Anxious now to get back to the camp at the earliest possible moment, Leslie was alternately watching the island and the luff of his mainsail, impatiently waiting for the moment to arrive when it would be possible to again tack to the eastward, when his eye was attracted by the appearance of an object some distance to the eastward and broad on his lee bow. Looking at it intently, it had to him the appearance of a mast with a fragment of sail fluttering from it, and keen though he was upon reaching camp with as little delay as might be, it was impossible for him, as a sailor, to pass such an object without examination. With a little stamp of impatience, therefore, he put up his helm and bore away for it.

It was not very far distant—a couple of miles, perhaps: certainly not more; and to reach it therefore involved no very serious loss of time. It was not long ere he was close enough to it to enable him to make out that it was a raft of some sort, rigged with a boat’s oar, or a small spar, for a mast, upon which was hoisted the remains of what had once been a boat’s lug sail. He noticed also that it was occupied by a little group of recumbent figures, whose attitudes were grimly suggestive of an ocean tragedy. They were mostly lying prone upon the raft, with the water washing round them; but one figure was seated with his back supported against the little mast. They were evidently all insensible, for though the catamaran was by this time quite close to them there was no attempt made by any one of them to signal her; there was nothing indeed to indicate that life still lingered upon that forlorn little ocean waif.
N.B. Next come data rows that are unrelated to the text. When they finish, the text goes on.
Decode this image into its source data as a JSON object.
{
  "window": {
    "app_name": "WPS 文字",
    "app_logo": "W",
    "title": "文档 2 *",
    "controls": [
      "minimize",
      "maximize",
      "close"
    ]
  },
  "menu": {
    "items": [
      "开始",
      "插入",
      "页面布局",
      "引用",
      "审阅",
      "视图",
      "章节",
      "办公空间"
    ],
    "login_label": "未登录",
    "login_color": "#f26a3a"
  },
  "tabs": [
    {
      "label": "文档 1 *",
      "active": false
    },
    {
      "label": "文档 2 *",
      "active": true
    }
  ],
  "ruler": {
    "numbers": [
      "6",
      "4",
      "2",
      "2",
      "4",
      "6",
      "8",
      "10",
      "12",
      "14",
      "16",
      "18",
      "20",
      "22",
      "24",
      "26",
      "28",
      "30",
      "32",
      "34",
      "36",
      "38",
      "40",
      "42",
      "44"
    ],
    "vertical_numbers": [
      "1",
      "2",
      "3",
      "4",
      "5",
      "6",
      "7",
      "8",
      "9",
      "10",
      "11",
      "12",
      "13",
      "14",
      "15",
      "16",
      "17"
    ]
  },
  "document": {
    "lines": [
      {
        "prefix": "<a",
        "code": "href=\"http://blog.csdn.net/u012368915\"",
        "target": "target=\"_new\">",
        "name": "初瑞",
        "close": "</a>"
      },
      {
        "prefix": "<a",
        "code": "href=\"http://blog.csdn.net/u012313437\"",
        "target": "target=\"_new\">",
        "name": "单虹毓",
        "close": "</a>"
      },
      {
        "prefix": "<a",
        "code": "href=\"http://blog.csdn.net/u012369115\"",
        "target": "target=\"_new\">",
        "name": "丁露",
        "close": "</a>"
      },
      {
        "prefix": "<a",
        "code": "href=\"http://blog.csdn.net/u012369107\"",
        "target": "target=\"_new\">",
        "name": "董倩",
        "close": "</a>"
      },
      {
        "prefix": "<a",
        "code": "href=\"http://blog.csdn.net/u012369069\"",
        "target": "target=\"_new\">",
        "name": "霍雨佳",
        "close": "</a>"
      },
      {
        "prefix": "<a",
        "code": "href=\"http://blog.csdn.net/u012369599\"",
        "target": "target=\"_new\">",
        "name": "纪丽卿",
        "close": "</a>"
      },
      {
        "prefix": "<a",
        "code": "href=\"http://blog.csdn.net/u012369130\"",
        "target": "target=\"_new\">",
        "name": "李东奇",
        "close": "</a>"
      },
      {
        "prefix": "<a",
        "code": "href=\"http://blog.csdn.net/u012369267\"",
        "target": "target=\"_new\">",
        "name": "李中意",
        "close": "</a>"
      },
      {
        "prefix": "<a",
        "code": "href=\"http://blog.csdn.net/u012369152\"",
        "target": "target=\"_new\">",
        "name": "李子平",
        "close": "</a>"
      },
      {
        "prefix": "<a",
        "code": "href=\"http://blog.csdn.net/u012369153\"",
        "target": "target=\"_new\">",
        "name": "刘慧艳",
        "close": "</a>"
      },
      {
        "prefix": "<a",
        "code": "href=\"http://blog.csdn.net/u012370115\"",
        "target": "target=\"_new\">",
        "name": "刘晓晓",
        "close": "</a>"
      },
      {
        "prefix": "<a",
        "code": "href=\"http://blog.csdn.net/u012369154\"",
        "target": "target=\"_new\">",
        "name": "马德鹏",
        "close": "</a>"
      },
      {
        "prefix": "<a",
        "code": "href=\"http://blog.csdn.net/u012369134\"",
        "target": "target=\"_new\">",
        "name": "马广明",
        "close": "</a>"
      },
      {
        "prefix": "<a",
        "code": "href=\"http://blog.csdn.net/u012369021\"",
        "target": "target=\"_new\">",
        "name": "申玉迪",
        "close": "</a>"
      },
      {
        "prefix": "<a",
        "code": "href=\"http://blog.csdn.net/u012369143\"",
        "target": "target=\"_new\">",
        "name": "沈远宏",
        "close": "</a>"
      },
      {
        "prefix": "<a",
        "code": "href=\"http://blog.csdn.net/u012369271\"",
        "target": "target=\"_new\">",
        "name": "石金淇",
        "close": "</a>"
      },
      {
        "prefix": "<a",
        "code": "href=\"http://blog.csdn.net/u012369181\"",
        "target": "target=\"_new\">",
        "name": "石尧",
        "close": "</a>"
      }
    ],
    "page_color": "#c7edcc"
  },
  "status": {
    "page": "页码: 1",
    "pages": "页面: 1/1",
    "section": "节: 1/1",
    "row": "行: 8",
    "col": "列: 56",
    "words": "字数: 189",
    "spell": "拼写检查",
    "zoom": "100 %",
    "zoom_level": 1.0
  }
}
Taking room for the manoeuvre, Leslie tacked at the right moment, and, with fore sheet to windward, slid gradually and with steadily decreasing way up to the lee side of the raft, which he reached just as, with the main sheet eased full off, the catamaran lost way altogether. And as he glided up alongside the helplessly drifting fabric there came to his nostrils a whiff of poisoned air that told its own tale only too clearly. Still, although death was so obviously present, it was possible that life might be there too; so taking a rope’s-end with him he sprang on to the little structure, and secured the two craft together. Then he rapidly examined the motionless figures, one after the other. There were five of them altogether, and of these five, three were undoubtedly dead; but in the case of the other two it seemed just possible that life was not quite extinct, and he therefore hurriedly removed them both to the catamaran, and as hurriedly cast the raft adrift again. Luckily Flora was once more asleep, and so escaped the dreadful sight presented by that little platform of broken planking and odds and ends of splintered timber, with its ghastly load, the empty water-breaker and entire absence of food on the raft telling at a glance the whole history of the tragedy.

The moment that the catamaran was again clear of the raft, Leslie turned his attention to the two pitifully emaciated and rag-clad objects that he had rescued, and commenced operations by administering a small quantity of brandy to each; his efforts being eventually rewarded by the discovery of signs of returning animation in both. Thus encouraged, he assiduously persevered, and presently one of them opened his eyes, and, staring vacantly about him, huskily murmured: “O God, have pity, and give me water—water!”